A long trans-Atlantic flight, a connecting flight south for 10 hours, followed by a gruelling dusty, bumpy and extremely crowded 9-hour bus ride north. Why travel so far? To reach Lake Tanganyika of course. Few places on earth can match this lake’s biodiversity. Boasting the record as the world’s second deepest lake, Lake Tanganyika, together with its sister lakes Malawi and Victoria, is famous for hosting one of the most spectacular spectacles of species diversity. Dipping your head below the waters surface instantly reveals what an adaptive radiation looks like: hundred and hundreds of cichlid fish species of all shapes and sizes live in these tropical African waters.
For decades, researchers have traveled to the shores of these lakes, attracted by the mystery of why so many fish species exist here, why these species have arisen so quickly and why they display such an incredible variety of reproductive and social behaviours? Arguably among the most interesting and complex of all these behaviours is that of cooperative breeding, a breeding system in which a number of adults work together to defend and raise young. But determining why cichlids – and indeed any animal – cooperate remains one of the great challenges in evolutionary biology.
Sunset at our field site in Lake Tanganyika.
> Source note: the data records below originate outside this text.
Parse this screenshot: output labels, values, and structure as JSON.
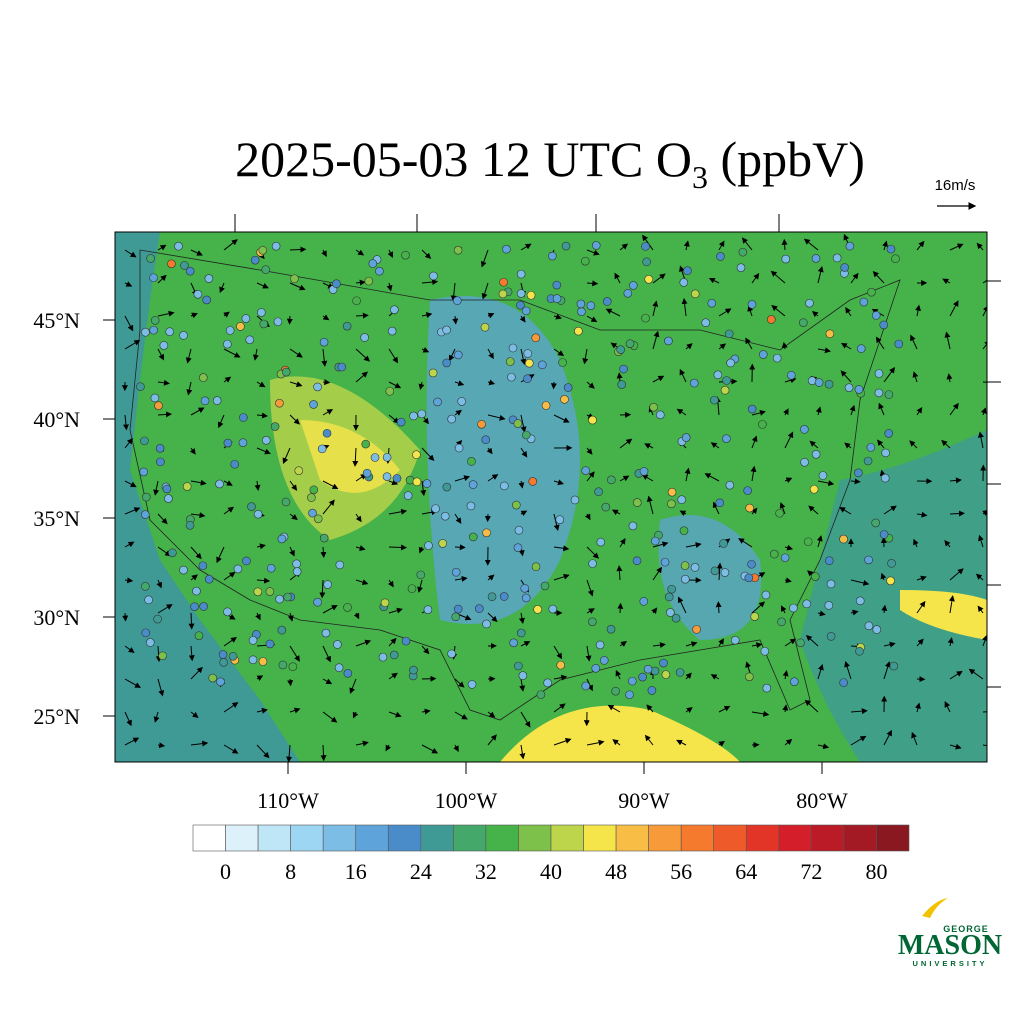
{
  "header": {
    "title": "2025-05-03 12 UTC O",
    "title_subscript": "3",
    "title_suffix": " (ppbV)"
  },
  "wind_key": {
    "label": "16m/s"
  },
  "map": {
    "lat_labels": [
      "45°N",
      "40°N",
      "35°N",
      "30°N",
      "25°N"
    ],
    "lon_labels": [
      "110°W",
      "100°W",
      "90°W",
      "80°W"
    ]
  },
  "colorbar": {
    "labels": [
      "0",
      "8",
      "16",
      "24",
      "32",
      "40",
      "48",
      "56",
      "64",
      "72",
      "80"
    ],
    "colors": [
      "#ffffff",
      "#ddf1fa",
      "#bfe6f7",
      "#9dd6f2",
      "#7cbde6",
      "#5ea3da",
      "#4a8cca",
      "#3f9a96",
      "#44a86a",
      "#45b24a",
      "#7dc14a",
      "#bcd54a",
      "#f6e54a",
      "#f8bd45",
      "#f79a3a",
      "#f57a2e",
      "#ef5a2b",
      "#e23528",
      "#d41f2a",
      "#bb1a27",
      "#a31a24",
      "#8a1820"
    ]
  },
  "logo": {
    "top": "GEORGE",
    "main": "MASON",
    "bottom": "UNIVERSITY"
  }
}
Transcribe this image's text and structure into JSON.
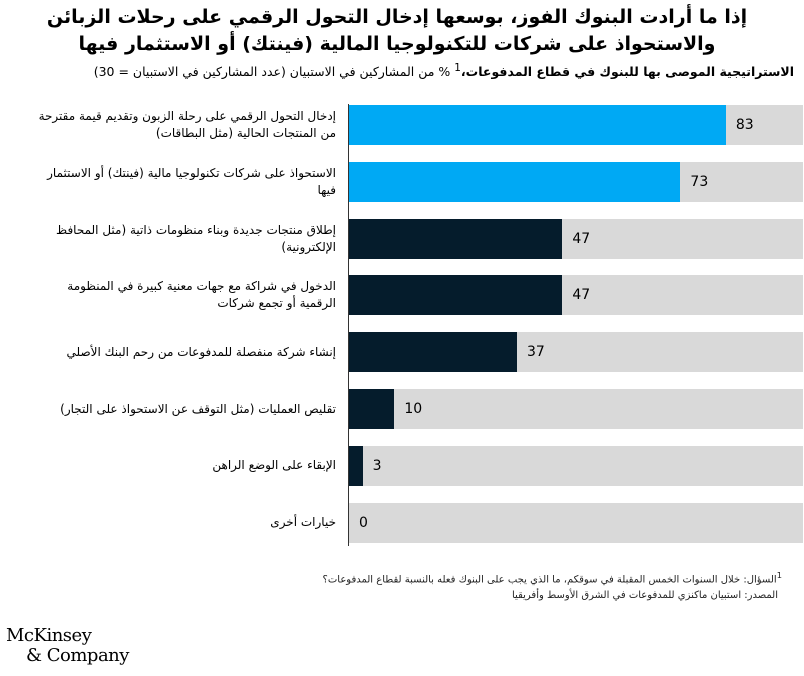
{
  "chart_data": {
    "type": "bar",
    "orientation": "horizontal",
    "title": "إذا ما أرادت البنوك الفوز، بوسعها إدخال التحول الرقمي على رحلات الزبائن والاستحواذ على شركات للتكنولوجيا المالية (فينتك) أو الاستثمار فيها",
    "subtitle_bold": "الاستراتيجية الموصى بها للبنوك في قطاع المدفوعات،",
    "subtitle_sup": "1",
    "subtitle_rest": "% من المشاركين في الاستبيان (عدد المشاركين في الاستبيان = 30)",
    "xlim": [
      0,
      100
    ],
    "categories": [
      "إدخال التحول الرقمي على رحلة الزبون وتقديم قيمة مقترحة من المنتجات الحالية (مثل البطاقات)",
      "الاستحواذ على شركات تكنولوجيا مالية (فينتك) أو الاستثمار فيها",
      "إطلاق منتجات جديدة وبناء منظومات ذاتية (مثل المحافظ الإلكترونية)",
      "الدخول في شراكة مع جهات معنية كبيرة في المنظومة الرقمية أو تجمع شركات",
      "إنشاء شركة منفصلة للمدفوعات من رحم البنك الأصلي",
      "تقليص العمليات (مثل التوقف عن الاستحواذ على التجار)",
      "الإبقاء على الوضع الراهن",
      "خيارات أخرى"
    ],
    "values": [
      83,
      73,
      47,
      47,
      37,
      10,
      3,
      0
    ],
    "colors": {
      "highlight": "#00a9f4",
      "dark": "#051c2c",
      "track": "#d9d9d9"
    },
    "highlighted": [
      0,
      1
    ]
  },
  "footnote_sup": "1",
  "footnote": "السؤال: خلال السنوات الخمس المقبلة في سوقكم، ما الذي يجب على البنوك فعله بالنسبة لقطاع المدفوعات؟",
  "source": "المصدر: استبيان ماكنزي للمدفوعات في الشرق الأوسط وأفريقيا",
  "logo": {
    "line1": "McKinsey",
    "line2": "& Company"
  }
}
My interest in the cichlids began in the early 1990s and in 1997 I first visited Lake Tanganyika. My fascination for understanding cooperative behaviour, its origins, benefits and consequences has only grown over the years. To better understand cooperative behaviour my research group has focused on a group of cichlids from Lake Tanganyika called Lamprologines. What makes this group of about 80 fish species particularly interesting is that many of them are cooperative breeders, and these species represent the only fishes in the world to exhibit true cooperative breeding, the pinnacle of complex social behaviour. But not all Lamprologines are cooperative – in fact about two out of every three species are non-cooperative. Because these fishes are all close relatives that live in the same lake under similar ecological conditions, they provide a unique testbed for theories of how cooperation evolves.
Extensive debate remains about the role of kin selection versus ecological factors in driving cooperation. To address this issue, I was delighted to bring together a talented team of researchers from three countries, representing both then current and past members of my research group, the Aquatic Behavioural Ecology Laboratory.
Researchers from the Aquatic Behavioural Ecology Laboratory prepare for a dive on the shore of Lake Tanganyika.
My then postdoc, Dr. Constance O’Connor was excited to explore the implications of cooperation on sexual selection in these cichlids. She teamed up with my then PhD student, Cody Dey, an expert on phylogenetic path analyses. Together they joined forces with one of my first graduate students, Dr. John Fitzpatrick, now at the University of Stockholm and an expert on modern phylogenetic techniques. John quickly brought Dr. Susanne Shultz and Holly Wilkinson (who slogged away collecting oodles of life history details) from the University of Manchester on board and our team was complete.
By combining hard-won field collected data with detailed information from the literature we were finally able to examine the evolution of cooperative breeding in cichlids. Our approach diverged from previous comparative studies, as we simultaneously evaluating how kin selection and ecological factors promoted evolutionary transitions to complex cooperative societies. While previous studies found that transitions to cooperation among mammals, birds and hymenopterans were related to low levels of female promiscuity, in cichlids instead we found that living in groups, providing biparental care and eating a planktonic diet all strongly favored the evolution of cooperative breeding. It would appear that compared to other vertebrates, cichlid fishes took an alternative road to cooperation. Why these fascinating fishes took a different pathway remains our next research challenge.